I hate that money is always an issue
I hate that we had to put gas on a credit card today, because we physically have no money left in the checking account until Wednesday
I hate that I need new moisturizer and have to keep putting it off because I don't have the extra money
I hate that moisturizer is just one of many many small things that we need... small things that feel huge because our budget just doesn't have any room for them
I hate that even with Mike's good salary, we have nothing left over - and are in fact usually in the red - after bills are paid and groceries and gas are bought
I hate that we are paying SO MUCH MONEY every month on credit card payments, because of house repairs, medical bills, and poor judgement in the past. I hate that there is nothing we can do about it now but just deal with it and pay for it and try to bring down the balance.
I hate watching everyone around me be so carefree, taking so much for granted. Talking about their iPhones and dinners out, vacations, movies, new clothes and houses and cars. Trips to Starbucks and hairdressers and spas. I hate that it bothers me.

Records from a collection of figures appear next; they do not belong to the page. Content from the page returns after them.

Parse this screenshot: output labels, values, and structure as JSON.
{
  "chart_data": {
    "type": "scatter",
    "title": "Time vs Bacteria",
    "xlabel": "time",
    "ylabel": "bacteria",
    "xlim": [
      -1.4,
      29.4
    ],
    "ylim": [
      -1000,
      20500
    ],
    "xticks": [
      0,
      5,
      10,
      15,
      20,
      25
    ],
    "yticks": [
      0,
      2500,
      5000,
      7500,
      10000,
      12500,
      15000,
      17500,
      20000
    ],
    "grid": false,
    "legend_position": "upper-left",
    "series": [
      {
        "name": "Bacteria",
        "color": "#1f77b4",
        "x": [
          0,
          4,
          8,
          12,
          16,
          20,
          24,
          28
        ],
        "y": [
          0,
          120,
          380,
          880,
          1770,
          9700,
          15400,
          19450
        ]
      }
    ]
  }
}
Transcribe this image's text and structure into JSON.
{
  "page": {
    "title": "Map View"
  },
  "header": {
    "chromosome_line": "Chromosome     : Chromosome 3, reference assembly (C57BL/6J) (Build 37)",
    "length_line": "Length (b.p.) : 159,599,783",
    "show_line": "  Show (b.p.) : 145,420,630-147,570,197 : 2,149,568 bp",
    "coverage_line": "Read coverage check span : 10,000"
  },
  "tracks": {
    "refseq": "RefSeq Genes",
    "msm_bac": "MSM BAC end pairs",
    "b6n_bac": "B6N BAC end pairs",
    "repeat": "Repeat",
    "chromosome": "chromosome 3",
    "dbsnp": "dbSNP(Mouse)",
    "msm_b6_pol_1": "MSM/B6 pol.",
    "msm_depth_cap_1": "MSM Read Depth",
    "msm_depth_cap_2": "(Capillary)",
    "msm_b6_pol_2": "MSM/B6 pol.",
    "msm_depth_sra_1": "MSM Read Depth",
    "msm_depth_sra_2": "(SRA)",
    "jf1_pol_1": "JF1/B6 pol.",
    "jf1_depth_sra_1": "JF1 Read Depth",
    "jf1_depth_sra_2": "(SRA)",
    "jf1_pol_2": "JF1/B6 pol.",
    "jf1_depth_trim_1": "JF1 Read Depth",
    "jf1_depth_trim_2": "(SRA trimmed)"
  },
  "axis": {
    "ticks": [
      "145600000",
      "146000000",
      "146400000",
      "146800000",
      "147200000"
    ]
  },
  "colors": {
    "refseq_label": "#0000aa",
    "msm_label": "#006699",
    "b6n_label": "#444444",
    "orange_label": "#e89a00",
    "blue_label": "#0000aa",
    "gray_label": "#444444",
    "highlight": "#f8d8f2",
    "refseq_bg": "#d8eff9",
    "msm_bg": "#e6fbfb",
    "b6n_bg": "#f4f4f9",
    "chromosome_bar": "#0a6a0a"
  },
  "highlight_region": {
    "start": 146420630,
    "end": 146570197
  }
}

And even as I'm hating those things.....
I know in my heart that we have so much to be thankful for!! I know we are very blessed to have Mike's job. We are blessed to have our health, and to have our home. To have the air in our lungs, and the roof over our heads, and good food on our table. I know that we have way more than we need. I know that we will get through this, and be stronger in the end, and I know that God will provide.
But the frustrations come, and all I can do is let myself feel them. It's exhausting having such conflicting emotions in my head all the time. No wonder I never sleep.